According to him, there are situations where patients could feel they are not being treated the way they would like, adding that this could be as a result of subscribers that needed attention at that period.


He said, “The issue most times is the ‘waiting time’, some hospitals have many enrollees and most times they are more than the regular patients that pay for the service.

“So, when patients are made to wait for a long time, there are tendencies for them to get agitated.

“However, there are some challenges of the scheme, one of which is that some hospitals are oversubscribed.”

He explained that the scheme does not have a maximum number of subscribers for each hospital, which undermines the capacity of such hospitals to attend to deliver effective service.
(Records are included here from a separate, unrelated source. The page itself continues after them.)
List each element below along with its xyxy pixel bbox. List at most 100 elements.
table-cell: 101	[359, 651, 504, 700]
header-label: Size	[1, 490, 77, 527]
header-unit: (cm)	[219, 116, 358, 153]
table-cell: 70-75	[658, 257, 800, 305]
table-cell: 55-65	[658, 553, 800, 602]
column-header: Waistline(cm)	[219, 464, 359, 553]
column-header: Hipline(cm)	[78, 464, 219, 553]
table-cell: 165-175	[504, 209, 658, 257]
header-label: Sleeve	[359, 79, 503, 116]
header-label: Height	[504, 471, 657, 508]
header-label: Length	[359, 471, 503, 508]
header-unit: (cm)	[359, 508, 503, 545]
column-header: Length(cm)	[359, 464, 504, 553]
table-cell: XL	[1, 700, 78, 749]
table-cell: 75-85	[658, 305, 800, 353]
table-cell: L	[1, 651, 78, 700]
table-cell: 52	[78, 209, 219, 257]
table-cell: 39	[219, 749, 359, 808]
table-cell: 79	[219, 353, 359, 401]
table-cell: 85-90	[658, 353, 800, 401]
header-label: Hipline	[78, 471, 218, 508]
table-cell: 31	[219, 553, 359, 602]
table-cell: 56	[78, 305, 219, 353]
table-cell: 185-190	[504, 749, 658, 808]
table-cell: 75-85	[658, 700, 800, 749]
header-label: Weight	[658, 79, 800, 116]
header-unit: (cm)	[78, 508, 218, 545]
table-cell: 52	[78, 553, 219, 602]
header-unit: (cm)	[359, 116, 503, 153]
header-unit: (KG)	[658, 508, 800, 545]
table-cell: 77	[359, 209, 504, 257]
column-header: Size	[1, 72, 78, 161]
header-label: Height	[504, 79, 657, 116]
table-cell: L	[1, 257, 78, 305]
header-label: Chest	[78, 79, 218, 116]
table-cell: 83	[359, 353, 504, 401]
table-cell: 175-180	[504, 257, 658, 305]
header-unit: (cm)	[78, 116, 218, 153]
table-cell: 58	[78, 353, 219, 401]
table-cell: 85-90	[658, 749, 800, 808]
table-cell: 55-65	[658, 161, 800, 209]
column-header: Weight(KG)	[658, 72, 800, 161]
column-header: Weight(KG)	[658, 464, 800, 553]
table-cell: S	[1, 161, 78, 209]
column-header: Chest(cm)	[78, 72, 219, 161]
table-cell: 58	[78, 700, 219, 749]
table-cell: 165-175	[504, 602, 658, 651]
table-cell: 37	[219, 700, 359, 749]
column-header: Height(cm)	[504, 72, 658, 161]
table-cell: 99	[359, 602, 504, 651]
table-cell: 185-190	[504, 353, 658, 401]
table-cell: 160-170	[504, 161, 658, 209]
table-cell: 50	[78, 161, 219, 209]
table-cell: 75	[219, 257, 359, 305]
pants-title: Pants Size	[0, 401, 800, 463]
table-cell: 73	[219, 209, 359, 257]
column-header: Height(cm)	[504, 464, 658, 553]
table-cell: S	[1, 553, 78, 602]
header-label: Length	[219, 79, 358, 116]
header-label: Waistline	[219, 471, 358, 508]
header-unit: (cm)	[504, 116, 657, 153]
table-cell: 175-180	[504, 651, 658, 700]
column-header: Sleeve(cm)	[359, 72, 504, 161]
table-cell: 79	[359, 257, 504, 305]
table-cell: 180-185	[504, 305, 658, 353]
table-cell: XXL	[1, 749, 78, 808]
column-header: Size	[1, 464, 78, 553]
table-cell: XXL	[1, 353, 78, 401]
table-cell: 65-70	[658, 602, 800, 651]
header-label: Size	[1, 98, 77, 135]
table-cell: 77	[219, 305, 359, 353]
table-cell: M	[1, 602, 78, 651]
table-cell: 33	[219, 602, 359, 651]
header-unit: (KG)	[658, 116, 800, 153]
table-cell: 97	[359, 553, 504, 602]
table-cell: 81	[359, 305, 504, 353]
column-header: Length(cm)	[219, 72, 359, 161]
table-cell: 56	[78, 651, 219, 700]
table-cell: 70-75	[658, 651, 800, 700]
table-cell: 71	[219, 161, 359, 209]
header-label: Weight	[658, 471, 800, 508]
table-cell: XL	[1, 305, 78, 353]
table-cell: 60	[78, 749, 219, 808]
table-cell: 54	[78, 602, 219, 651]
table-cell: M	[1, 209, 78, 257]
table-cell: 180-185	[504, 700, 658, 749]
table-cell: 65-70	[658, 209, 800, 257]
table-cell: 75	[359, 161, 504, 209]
“For example, a 200 bedded hospital with not too much doctors, may have over 2,000 people registered in it.

“Some hospitals that are overwhelmed may even write to the scheme that they do not need anymore enrollees but we see people still being assigned to such hospitals because of pressure from the enrollee.

“So at some point we get to that stage of over-subscription, when hospitals are over stretched, we see customers being unsatisfied,” he said.

He stated that no facility is expected to treat any patient with less attention.

He added, “They (patients) should be treated with more respect because money is paid to the facility in advance.
“One of the ways to reduce such waiting time is to ensure even distribution of enrollees.

“The hospitals have the responsibility to make sure that waiting time is reduced. The truth is more people are getting insured.

“The challenge is with the facility, not the scheme. because the scheme actually makes accessing health care easy and comfortable.”